Scientist David Kelly killed himself after being exposed as the source of a BBC report that claimed the government had exaggerated the threat from Iraq’s banned weapons to justify war to a sceptical public.
Lord Hutton, chairing the inquiry, closed its first phase today but kept all witnesses on tenterhooks, saying any of them could be recalled, or criticised in his report.
Two intelligence officers told the senior judge yesterday they were unhappy with the strength of language in a now-infamous government dossier on Iraq’s weapons. Evidence has also exposed apparent inconsistencies in statements from top officials and ministers.
Kelly’s death and the failure to find weapons of mass destruction in Iraq — the primary Anglo-American motive for war — have sent Blair’s trust ratings plunging.
At a news conference today, Blair sought to shift the media focus to his government’s domestic agenda but reporters persistently probed him about the Kelly affair. “Let the judge do the judging,” Blair said.

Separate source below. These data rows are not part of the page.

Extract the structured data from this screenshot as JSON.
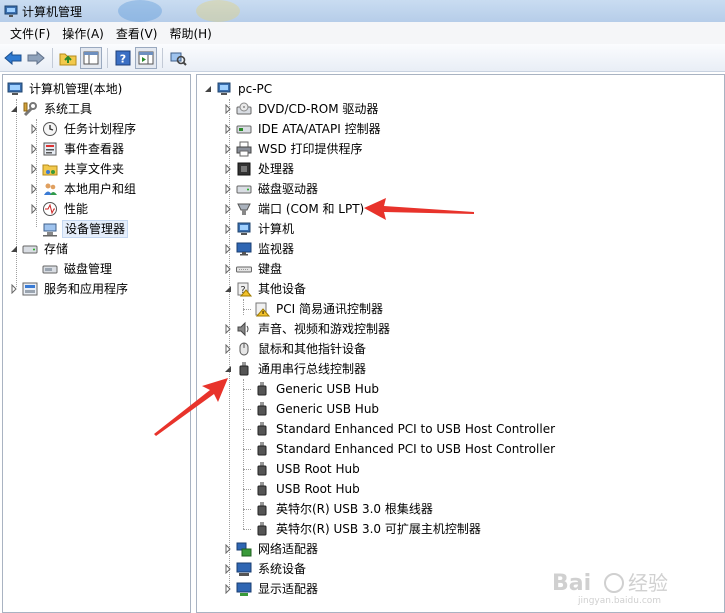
{
  "window": {
    "title": "计算机管理"
  },
  "menu": [
    "文件(F)",
    "操作(A)",
    "查看(V)",
    "帮助(H)"
  ],
  "toolbar": {
    "buttons": [
      "back-icon",
      "forward-icon",
      "up-folder-icon",
      "show-hide-tree-icon",
      "help-icon",
      "action-pane-icon",
      "device-scan-icon"
    ]
  },
  "left_tree": {
    "root": "计算机管理(本地)",
    "system_tools": "系统工具",
    "task_scheduler": "任务计划程序",
    "event_viewer": "事件查看器",
    "shared_folders": "共享文件夹",
    "local_users": "本地用户和组",
    "performance": "性能",
    "device_manager": "设备管理器",
    "storage": "存储",
    "disk_management": "磁盘管理",
    "services_apps": "服务和应用程序"
  },
  "device_tree": {
    "root": "pc-PC",
    "categories": [
      "DVD/CD-ROM 驱动器",
      "IDE ATA/ATAPI 控制器",
      "WSD 打印提供程序",
      "处理器",
      "磁盘驱动器",
      "端口 (COM 和 LPT)",
      "计算机",
      "监视器",
      "键盘",
      "其他设备",
      "声音、视频和游戏控制器",
      "鼠标和其他指针设备",
      "通用串行总线控制器",
      "网络适配器",
      "系统设备",
      "显示适配器"
    ],
    "other_devices_children": [
      "PCI 简易通讯控制器"
    ],
    "usb_children": [
      "Generic USB Hub",
      "Generic USB Hub",
      "Standard Enhanced PCI to USB Host Controller",
      "Standard Enhanced PCI to USB Host Controller",
      "USB Root Hub",
      "USB Root Hub",
      "英特尔(R) USB 3.0 根集线器",
      "英特尔(R) USB 3.0 可扩展主机控制器"
    ]
  },
  "colors": {
    "annotation_arrow": "#e8332b",
    "selection_bg": "#e5eefb",
    "tree_line": "#a0a0a0"
  }
}
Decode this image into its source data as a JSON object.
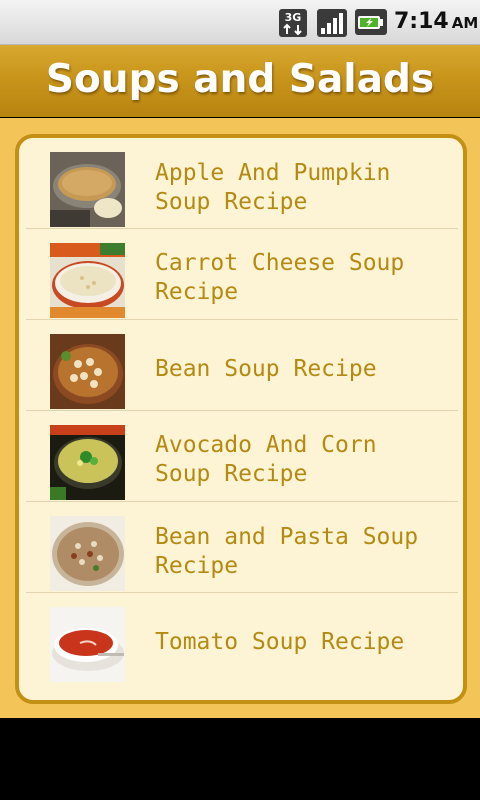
{
  "status_bar": {
    "network_icon": "3g-data-icon",
    "signal_icon": "signal-strength-icon",
    "battery_icon": "battery-charging-icon",
    "time": "7:14",
    "ampm": "AM"
  },
  "header": {
    "title": "Soups and Salads"
  },
  "recipes": [
    {
      "label": "Apple And Pumpkin Soup Recipe",
      "thumb_icon": "pumpkin-soup-thumbnail"
    },
    {
      "label": "Carrot Cheese Soup Recipe",
      "thumb_icon": "carrot-cheese-soup-thumbnail"
    },
    {
      "label": "Bean Soup Recipe",
      "thumb_icon": "bean-soup-thumbnail"
    },
    {
      "label": "Avocado And Corn Soup Recipe",
      "thumb_icon": "avocado-corn-soup-thumbnail"
    },
    {
      "label": "Bean and Pasta Soup Recipe",
      "thumb_icon": "bean-pasta-soup-thumbnail"
    },
    {
      "label": "Tomato Soup Recipe",
      "thumb_icon": "tomato-soup-thumbnail"
    }
  ],
  "colors": {
    "title_bar": "#c8951a",
    "background": "#f3c559",
    "panel": "#fdf4d6",
    "label_text": "#b58a12"
  }
}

Closing the first phase of his inquiry, Hutton said all the key players could be open to criticism. He will recall some witnesses and take further evidence, starting on September 15.
“Speculation as to whether a certain person may or may not be subject to criticism may well be ill-founded,” he warned.

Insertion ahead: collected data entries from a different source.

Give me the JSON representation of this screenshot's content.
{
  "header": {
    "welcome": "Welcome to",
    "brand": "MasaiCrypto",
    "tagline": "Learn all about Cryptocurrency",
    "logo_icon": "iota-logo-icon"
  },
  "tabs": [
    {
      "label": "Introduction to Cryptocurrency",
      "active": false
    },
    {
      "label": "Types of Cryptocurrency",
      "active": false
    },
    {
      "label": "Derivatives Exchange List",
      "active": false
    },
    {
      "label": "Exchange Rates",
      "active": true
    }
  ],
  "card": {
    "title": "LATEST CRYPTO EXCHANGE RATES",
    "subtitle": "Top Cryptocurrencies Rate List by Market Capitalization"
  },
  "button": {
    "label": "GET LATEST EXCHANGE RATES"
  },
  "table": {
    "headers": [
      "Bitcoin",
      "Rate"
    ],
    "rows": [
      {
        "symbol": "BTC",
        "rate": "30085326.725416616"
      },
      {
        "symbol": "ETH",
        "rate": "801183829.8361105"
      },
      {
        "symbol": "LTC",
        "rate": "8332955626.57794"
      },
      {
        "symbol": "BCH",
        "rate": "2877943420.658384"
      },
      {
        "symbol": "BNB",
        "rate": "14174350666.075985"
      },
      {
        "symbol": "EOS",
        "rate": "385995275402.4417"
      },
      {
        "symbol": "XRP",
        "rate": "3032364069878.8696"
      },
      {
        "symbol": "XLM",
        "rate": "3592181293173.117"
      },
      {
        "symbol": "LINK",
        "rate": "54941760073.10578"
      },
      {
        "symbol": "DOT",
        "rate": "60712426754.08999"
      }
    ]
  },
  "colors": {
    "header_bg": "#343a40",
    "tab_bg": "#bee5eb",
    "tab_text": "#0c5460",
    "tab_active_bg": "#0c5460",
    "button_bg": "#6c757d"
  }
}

Blair has said he bears full responsibility for his government but asked if he would be prepared to resign if Hutton criticised his administration, he refused to answer.

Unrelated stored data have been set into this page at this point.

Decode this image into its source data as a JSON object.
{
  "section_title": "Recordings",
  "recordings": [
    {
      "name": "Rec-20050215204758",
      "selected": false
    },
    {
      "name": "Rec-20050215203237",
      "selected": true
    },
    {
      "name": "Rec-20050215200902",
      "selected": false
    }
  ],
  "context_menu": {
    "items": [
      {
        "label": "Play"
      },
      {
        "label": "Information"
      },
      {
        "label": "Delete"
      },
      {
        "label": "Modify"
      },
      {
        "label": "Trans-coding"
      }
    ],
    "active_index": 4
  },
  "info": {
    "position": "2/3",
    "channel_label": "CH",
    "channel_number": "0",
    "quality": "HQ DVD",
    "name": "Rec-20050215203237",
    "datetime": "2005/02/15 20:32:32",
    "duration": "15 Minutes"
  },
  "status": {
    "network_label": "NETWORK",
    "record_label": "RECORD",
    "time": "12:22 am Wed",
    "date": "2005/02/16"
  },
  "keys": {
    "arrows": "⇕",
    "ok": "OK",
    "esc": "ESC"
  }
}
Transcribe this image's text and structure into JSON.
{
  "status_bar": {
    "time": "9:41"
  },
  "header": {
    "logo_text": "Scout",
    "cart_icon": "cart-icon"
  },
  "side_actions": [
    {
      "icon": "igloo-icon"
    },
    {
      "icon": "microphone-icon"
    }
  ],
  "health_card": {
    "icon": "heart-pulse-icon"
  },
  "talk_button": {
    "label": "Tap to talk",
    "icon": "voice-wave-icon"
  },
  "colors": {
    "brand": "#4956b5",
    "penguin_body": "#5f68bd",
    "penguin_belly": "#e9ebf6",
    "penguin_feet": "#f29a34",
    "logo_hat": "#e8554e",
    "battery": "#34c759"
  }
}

Kelly was outed by the ministry of defence as the probable source of the BBC report on Iraq’s banned weapons. His wife, Janice Kelly, told the inquiry this week how he had felt betrayed by his employers and a pyschiatrist said he was probably driven to his death by feelings of public disgrace.
Blair was asked to square evidence he gave to the inquiry with an earlier statement regarding the government’s strategy of naming Kelly as the source of the BBC report.
Days after Kelly’s death, Blair emphatically denied he had authorised the leaking of Kelly’s name to the media. But he told the inquiry, he accepted full responsibility for naming Kelly. Asked how both those statements could be true, he said: “Let the Hutton inquiry make judgements about these things, I could go into a long and detailed answer but I won’t.”
Blair was also grilled about British intelligence officers’ evidence about the September 2002 Iraq dossier.
One official has said there was a tendency to“over-egg” language in some parts of the dossier, a statement that came close to corroborating the claim made in the much-challenged BBC report that the government had“sexed-up” its dossier.
”I could make a response to you but I don't think it's the right thing to do,” Blair said.
Instead, he insisted he did the right thing in going to war and that evidence of banned weapons programmes would be found.
”I've got no doubt at all that they will find evidence that those programmes were continuing well after Iraq was saying they'd been discontinued and shut down,” Blair said.